Paper ID: 799
Title: Predictive PAC Learning and Process Decompositions
Reviews

Submitted by Assigned_Reviewer_4

Q1: Comments to author(s). First provide a summary of the paper, and then address the following criteria: Quality, clarity, originality and significance. (For detailed reviewing guidelines, see http://nips.cc/PaperInformation/ReviewerInstructions)
This paper focuses on learning with dependent observations. Under various assumptions, it is possible to upper-bound the deviations of the empirical mean with respect to the expectation, thus allowing to study empirical risk minimization. These assumptions ranges from various mixing assumptions to so-called weak-dependence condition.

The authors remark that when P and Q are two probability distributions for the stochastic process X, when X is mixing under P and under Q, it is generally not mixing under aP + (1-a)Q. However, if E is a deviation undersirable event, and if P(E)\leq e and Q(E)\leq e, then (aP+(1-a)Q)(E)\leq e. So, it is possible to extend deviation inequalities to a wider class of probability distribution (that is, mixture of mixing disitributions). This remark might seem trivial, however, it allows some interesting generalization. For example, as exchangeable probability distributions can be written as mixtures of iid distributions, this remark extends results from iid setting to exhangeable distribution at no cost.

However:
1) to my opinion, this is a small increment to learning with dependent observations.
2) the paper is not well written. Unnecessary discussions hide the main message of the paper. On the other hand, Definition 1 is non standard and should be explained in more details. The bibliography is incomplete. A lot has been done on learning with dependent observations in Modha and Masry (IEEE Trans. Info. Theory, 1998), Meir (JMLR, 2000), a series of papers by Steinwart, e.g. Steinwart, Hush and Scovel (Journal of Multivariate Analysis, 2009), Alquier and Wintenberger (Bernoulli, 2012) among others.
Q2: Please summarize your review in 1-2 sentences
An interesting remark, however:
1) this is a small increment to learning with dependent observations.
2) the paper is not well written.

Submitted by Assigned_Reviewer_5

Q1: Comments to author(s). First provide a summary of the paper, and then address the following criteria: Quality, clarity, originality and significance. (For detailed reviewing guidelines, see http://nips.cc/PaperInformation/ReviewerInstructions)
In this paper, a PAC bound is given for mixtures of processes satisfying mixing conditions, and
a similar result is shown to exist for exchangeable sequences.

I really like this paper.
It's interesting, well-written and theoretically sound.
I personally find the introduction a bit too short;
perhaps the authors could elaborate on the main results in the intro.

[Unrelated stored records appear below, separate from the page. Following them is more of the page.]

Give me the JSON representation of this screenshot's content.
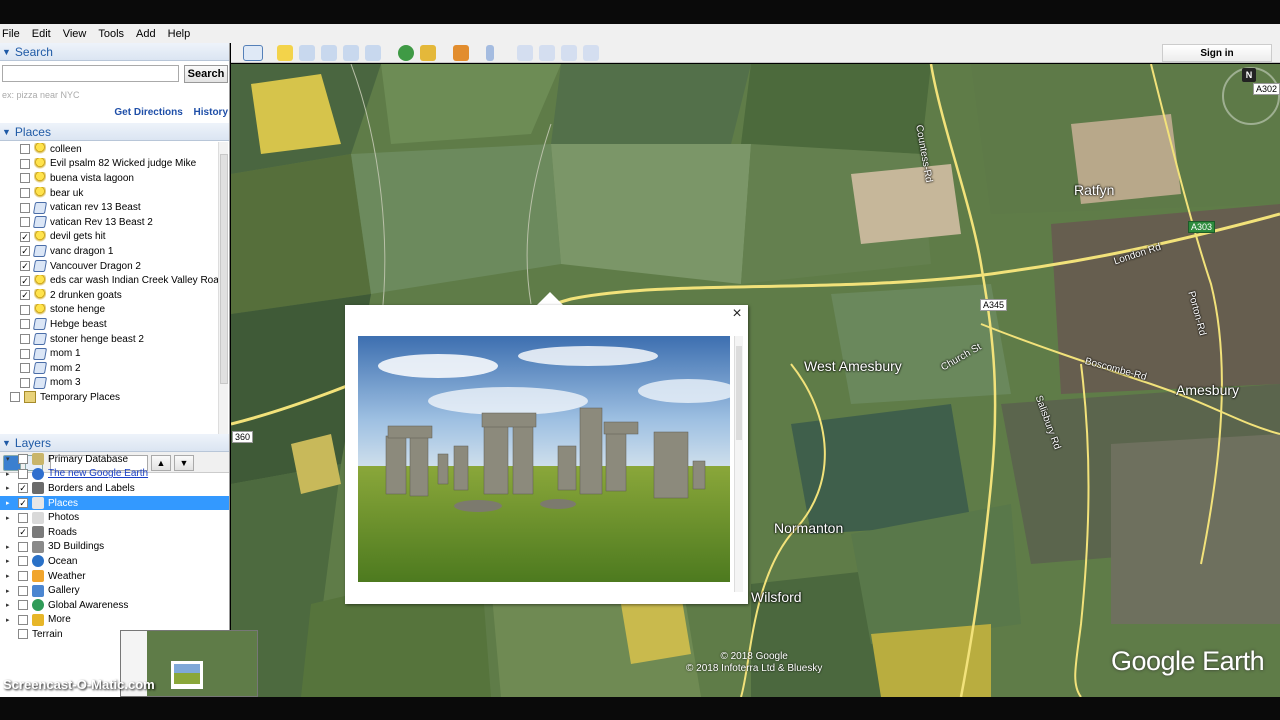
{
  "menu": {
    "items": [
      "File",
      "Edit",
      "View",
      "Tools",
      "Add",
      "Help"
    ]
  },
  "search": {
    "header": "Search",
    "button_label": "Search",
    "placeholder": "ex: pizza near NYC",
    "get_directions": "Get Directions",
    "history": "History"
  },
  "places": {
    "header": "Places",
    "items": [
      {
        "label": "colleen",
        "icon": "yellow-pin-icon",
        "checked": false
      },
      {
        "label": "Evil psalm 82 Wicked judge Mike",
        "icon": "yellow-pin-icon",
        "checked": false
      },
      {
        "label": "buena vista lagoon",
        "icon": "yellow-pin-icon",
        "checked": false
      },
      {
        "label": "bear uk",
        "icon": "yellow-pin-icon",
        "checked": false
      },
      {
        "label": "vatican rev 13 Beast",
        "icon": "path-icon",
        "checked": false
      },
      {
        "label": "vatican Rev 13 Beast 2",
        "icon": "path-icon",
        "checked": false
      },
      {
        "label": "devil gets hit",
        "icon": "yellow-pin-icon",
        "checked": true
      },
      {
        "label": "vanc dragon 1",
        "icon": "path-icon",
        "checked": true
      },
      {
        "label": "Vancouver Dragon 2",
        "icon": "path-icon",
        "checked": true
      },
      {
        "label": "eds car wash  Indian Creek Valley Road",
        "icon": "yellow-pin-icon",
        "checked": true
      },
      {
        "label": "2 drunken goats",
        "icon": "yellow-pin-icon",
        "checked": true
      },
      {
        "label": "stone henge",
        "icon": "yellow-pin-icon",
        "checked": false
      },
      {
        "label": "Hebge beast",
        "icon": "path-icon",
        "checked": false
      },
      {
        "label": "stoner henge beast 2",
        "icon": "path-icon",
        "checked": false
      },
      {
        "label": "mom 1",
        "icon": "path-icon",
        "checked": false
      },
      {
        "label": "mom 2",
        "icon": "path-icon",
        "checked": false
      },
      {
        "label": "mom 3",
        "icon": "path-icon",
        "checked": false
      }
    ],
    "temporary": "Temporary Places"
  },
  "layers": {
    "header": "Layers",
    "items": [
      {
        "label": "Primary Database",
        "checked": false,
        "expand": "▲",
        "icon": "database-icon"
      },
      {
        "label": "The new Google Earth",
        "checked": false,
        "expand": "▶",
        "icon": "globe-icon",
        "link": true
      },
      {
        "label": "Borders and Labels",
        "checked": true,
        "expand": "▶",
        "icon": "flag-icon"
      },
      {
        "label": "Places",
        "checked": true,
        "expand": "▶",
        "icon": "places-layer-icon",
        "selected": true
      },
      {
        "label": "Photos",
        "checked": false,
        "expand": "▶",
        "icon": "photos-icon"
      },
      {
        "label": "Roads",
        "checked": true,
        "expand": "",
        "icon": "roads-icon"
      },
      {
        "label": "3D Buildings",
        "checked": false,
        "expand": "▶",
        "icon": "buildings-icon"
      },
      {
        "label": "Ocean",
        "checked": false,
        "expand": "▶",
        "icon": "ocean-icon"
      },
      {
        "label": "Weather",
        "checked": false,
        "expand": "▶",
        "icon": "weather-icon"
      },
      {
        "label": "Gallery",
        "checked": false,
        "expand": "▶",
        "icon": "gallery-icon"
      },
      {
        "label": "Global Awareness",
        "checked": false,
        "expand": "▶",
        "icon": "awareness-icon"
      },
      {
        "label": "More",
        "checked": false,
        "expand": "▶",
        "icon": "more-icon"
      },
      {
        "label": "Terrain",
        "checked": false,
        "expand": "",
        "icon": ""
      }
    ]
  },
  "toolbar": {
    "sign_in": "Sign in"
  },
  "map": {
    "labels": {
      "ratfyn": "Ratfyn",
      "west_amesbury": "West Amesbury",
      "amesbury": "Amesbury",
      "normanton": "Normanton",
      "wilsford": "Wilsford",
      "countess_rd": "Countess-Rd",
      "london_rd": "London Rd",
      "church_st": "Church St",
      "boscombe_rd": "Boscombe-Rd",
      "salisbury_rd": "Salisbury Rd",
      "porton_rd": "Porton-Rd"
    },
    "road_shields": {
      "a302": "A302",
      "a303": "A303",
      "a345": "A345",
      "r360": "360"
    },
    "compass_n": "N",
    "copyright_1": "© 2018 Google",
    "copyright_2": "© 2018 Infoterra Ltd & Bluesky",
    "logo": "Google Earth"
  },
  "balloon": {
    "close": "×"
  },
  "watermark": "Screencast-O-Matic.com",
  "colors": {
    "accent_blue": "#1f5aa6",
    "selection": "#3399ff",
    "road_yellow": "#f2e27a"
  }
}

How would the results of this paper generalize to the case of ergodic processes that do not necessarily satisfy any mixing conditions?

Minor comments:
I didn't understand what was meant by "of independent interest" in the last sentence of the abstract.
pg 4, second to last paragraph: "by contrast" -> By contrast
Q2: Please summarize your review in 1-2 sentences
The paper is interesting, nicely written and theoretically sound.

Submitted by Assigned_Reviewer_7

Q1: Comments to author(s). First provide a summary of the paper, and then address the following criteria: Quality, clarity, originality and significance. (For detailed reviewing guidelines, see http://nips.cc/PaperInformation/ReviewerInstructions)
The paper discusses an extension of generalization error results (more precisely, the GC type property) beyond i.i.d. data. The authors argue that one of the difficulties faced by previous attempts is in the goal itself: one should not consider the average of conditional expectations but rather the "ergodic counterpart" to the expectation.

This paper was a pleasure to read. I enjoyed the motivation and the argument in favor of the "ergodic" definition. There are no breakthroughs in this paper, but I would encourage its publication: it sets the stage for further work on non-i.i.d. extensions. The simple observation that one does not pay for the mixture of learnable processes and simply inherits their sample complexity -- is nice.


Minor:

* One missing reference that comes to mind is " Extension of the PAC Framework to Finite and Countable Markov Chains" by Gamarnik.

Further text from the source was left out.